On ne peut pas conclure que le DI soit non-inférieur au DS, il l'est probablement.

 

Situation n°2

 

groupe dépistage standard : 149 cancers avancés ; groupe dépistage individualisé : 149 cancers avancés
ratio observé = 149 / 149 =
intervalle de confiance à 95% du ratio = 0.79 à 1.263
borne supérieure de l'intervalle > 1.25   ->   perdu !

On ne peut une fois encore pas conclure que le DI serait non-inférieur au DS

 

Situation n°3

 

groupe dépistage standard : 150 cancers avancés ; groupe dépistage individualisé : 148 cancers avancés
ratio observé = 148 / 150 = 0.99
intervalle de confiance à 95% du ratio = 0.78 à 1.247
borne supérieure < 1.25   ->   gagné !

On pourrait conclure à la non infériorité du DI par rapport au DS.

Toutefois, nous pensons que dans cette situation, une différence statistiquement significative aussi minime ne devrait pas être interprétée au final comme une non-infériorité. En général, dans des situations analogues pour des essais de non-infériorité sur des médicaments, c'est ce qui est observé, ces situations limites ne sont pas jugées probantes. 

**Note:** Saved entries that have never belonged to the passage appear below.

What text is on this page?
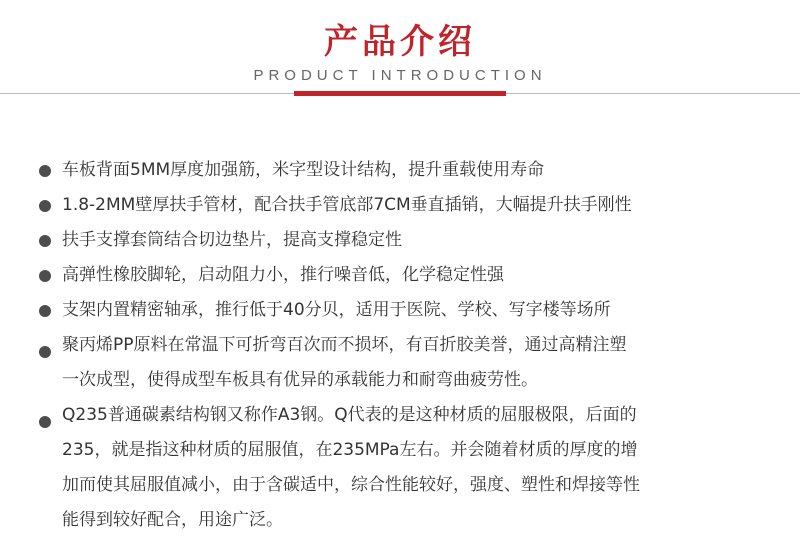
产品介绍
PRODUCT INTRODUCTION
车板背面5MM厚度加强筋，米字型设计结构，提升重载使用寿命
1.8-2MM壁厚扶手管材，配合扶手管底部7CM垂直插销，大幅提升扶手刚性
扶手支撑套筒结合切边垫片，提高支撑稳定性
高弹性橡胶脚轮，启动阻力小，推行噪音低，化学稳定性强
支架内置精密轴承，推行低于40分贝，适用于医院、学校、写字楼等场所
聚丙烯PP原料在常温下可折弯百次而不损坏，有百折胶美誉，通过高精注塑
一次成型，使得成型车板具有优异的承载能力和耐弯曲疲劳性。
Q235普通碳素结构钢又称作A3钢。Q代表的是这种材质的屈服极限，后面的
235，就是指这种材质的屈服值，在235MPa左右。并会随着材质的厚度的增
加而使其屈服值减小，由于含碳适中，综合性能较好，强度、塑性和焊接等性
能得到较好配合，用途广泛。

Malgré le fait que nous ne disposons pas du protocole complet de l'étude gardé secret aux non-investigateurs, cette éventualité, si elle se présente, ne serait logiquement pas retenue, car manquant de puissance pour convaincre d'une véritable non-infériorité.

 

Situation n°4

 

groupe dépistage standard : 163 cancers avancés ; groupe dépistage individualisé : 135 cancers avancés
ratio observé = 135 / 163 = 0.83
intervalle de confiance à 95% du ratio = 0.65 à 1.05
borne supérieure < 1.25   ->   gagné !

On peut conclure à la non-infériorité du DI par rapport au DS

 

Conclusion

 

Voilà comment s'effectuera en pratique l'analyse dont on tirera la conclusion de MyPebs, on voit très bien à quel point des résultats quasiment identiques, très proches en tous cas,  pourraient théoriquement donner lieu à des conclusions diamétralement opposées.

Mais de toute façon, avec ce seuil arbitraire choisi, très avantageux de 25%, le dépistage individualisé aura toutes les chances d'être déclaré « non inférieur » au dépistage standard, quelle que soit son efficacité, ou son inefficacité.